How many cups of brew brought the best protection? Men who drank more than four cups a day had 69% less chance of a stroke than those who took less than 21/2 cups a day. And The Lancet reports that elderly men who consumed the highest amounts of tea, onions, and apples had fewer fatal heart problems than those who infrequently took these items.

Besides flavonoids, tea contains powerful antioxidant catechins, which are part of the tannins in tea. Together they form a potent mix. A study of green-tea-drinking Japanese men found that the more cups of this delicate brew that they quaffed each day, the lower their cholesterol levels and other markers for heart disease. And those men who knocked back an astonishing 10 daily cups or more decreased their chances of liver disease. A downside of tannins, however, is that they can bind iron, making it difficult for the body to absorb it.

Those ubiquitous denizens of the lab, white mice, who drank green tea as their only fluid and were then exposed to ultra violet rays, had an incredible 88% fewer skin tumors than mice who drank only water! And almost 94% of their rodent cousins, rats, who were given green tea catechins survived breast cancer, compared to only 33.3% of their non-tea-imbibing sisters.

A Way to Keep Your Teeth?

Need other reasons to switch to tea? Japanese researchers report that tea may help you keep your teeth. Certain tea catechins may inhibit breakdown of collagen in cases of periodontal disease, the progressive loss of the bones that hold our teeth in our jaws. Not only that, rats fed tea had far fewer cavities than those who went without. A word of caution: the studies were only preliminary lab experiments. But they were promising enough to indicate that a daily cup of tea is a good idea for those of us who would rather keep our teeth in our mouths than on the nightstand.

Whooping cough and pneumonia also appear to yield to the power of tea. In fact, test tube experiments showed tea to act potently against many kinds of bacteria–including salmonella and cholera.

And you don't need to spend your days swilling tea to reap some of the benefits of this green beverage. A population study in Shanghai showed that just one cup a day appears to lower risk of stomach cancer by 30%!
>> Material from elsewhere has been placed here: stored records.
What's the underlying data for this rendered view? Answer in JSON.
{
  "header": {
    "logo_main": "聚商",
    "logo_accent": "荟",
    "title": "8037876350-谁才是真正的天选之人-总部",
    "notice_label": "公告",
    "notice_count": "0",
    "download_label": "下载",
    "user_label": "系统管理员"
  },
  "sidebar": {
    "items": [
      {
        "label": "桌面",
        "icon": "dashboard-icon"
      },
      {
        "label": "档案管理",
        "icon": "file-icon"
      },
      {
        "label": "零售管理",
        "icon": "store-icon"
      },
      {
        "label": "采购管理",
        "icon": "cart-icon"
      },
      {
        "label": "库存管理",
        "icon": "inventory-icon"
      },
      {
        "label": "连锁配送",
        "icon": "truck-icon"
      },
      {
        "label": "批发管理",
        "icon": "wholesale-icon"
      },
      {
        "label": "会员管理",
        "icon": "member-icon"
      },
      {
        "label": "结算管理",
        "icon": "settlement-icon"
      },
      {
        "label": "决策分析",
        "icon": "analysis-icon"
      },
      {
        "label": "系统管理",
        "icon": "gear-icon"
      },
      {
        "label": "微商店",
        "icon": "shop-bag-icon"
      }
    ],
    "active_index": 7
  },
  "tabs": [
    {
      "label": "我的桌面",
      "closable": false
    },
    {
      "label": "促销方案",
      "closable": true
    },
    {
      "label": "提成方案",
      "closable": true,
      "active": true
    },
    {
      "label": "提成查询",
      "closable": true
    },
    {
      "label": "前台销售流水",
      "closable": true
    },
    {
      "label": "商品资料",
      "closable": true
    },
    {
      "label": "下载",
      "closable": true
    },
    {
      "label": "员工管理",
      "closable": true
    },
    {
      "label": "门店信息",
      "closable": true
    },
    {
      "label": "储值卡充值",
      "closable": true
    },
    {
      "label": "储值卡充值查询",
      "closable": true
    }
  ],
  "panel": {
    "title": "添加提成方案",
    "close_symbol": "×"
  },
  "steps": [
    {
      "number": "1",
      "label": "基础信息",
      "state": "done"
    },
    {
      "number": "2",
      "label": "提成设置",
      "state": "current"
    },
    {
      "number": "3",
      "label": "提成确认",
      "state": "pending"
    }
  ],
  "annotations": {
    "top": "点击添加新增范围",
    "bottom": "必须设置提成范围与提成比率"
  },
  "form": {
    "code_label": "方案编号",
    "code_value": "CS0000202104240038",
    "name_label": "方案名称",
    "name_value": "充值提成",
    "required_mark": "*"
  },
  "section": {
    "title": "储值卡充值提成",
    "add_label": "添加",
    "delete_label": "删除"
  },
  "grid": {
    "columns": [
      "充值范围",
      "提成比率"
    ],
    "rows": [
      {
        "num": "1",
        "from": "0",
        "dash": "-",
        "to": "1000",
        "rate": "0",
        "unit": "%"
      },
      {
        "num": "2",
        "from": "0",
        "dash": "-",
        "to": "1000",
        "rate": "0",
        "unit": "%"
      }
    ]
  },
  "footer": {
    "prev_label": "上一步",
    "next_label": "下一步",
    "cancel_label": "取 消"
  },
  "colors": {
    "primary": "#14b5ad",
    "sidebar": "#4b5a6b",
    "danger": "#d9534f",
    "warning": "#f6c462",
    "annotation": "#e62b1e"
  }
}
Prefer black tea? Prefer to avoid caffeine? Most studies indicate that tea in virtually any of its forms–even decaffeinated–is in many cases almost as effective as the super green. One caveat: don't add milk to your daily cup. An Italian study demonstrated that tea diluted by 20% with milk lost all of its antioxidant properties.

The Color of Spring
But since green tea does appear to have the most potent health-promoting effects, you might try buying a box. Good quality green has little resemblance to the bitter Asian restaurant version–it is light, delicious, and the fresh color of spring. Most supermarkets today are responding to the demand for this biological cousin of the beautiful camellia plant by stocking at least one variety. I prefer the organically grown sencha or bancha teas, but try any green tea that you find. Virtually all of them are available in teabags–a convenience that I appreciate.

Tea has had an honorable history here in the Americas–where would we be without the devotion to tea that led to the Boston Tea Party? I say it's time to reinstitute this pleasant, healthful, and historical habit.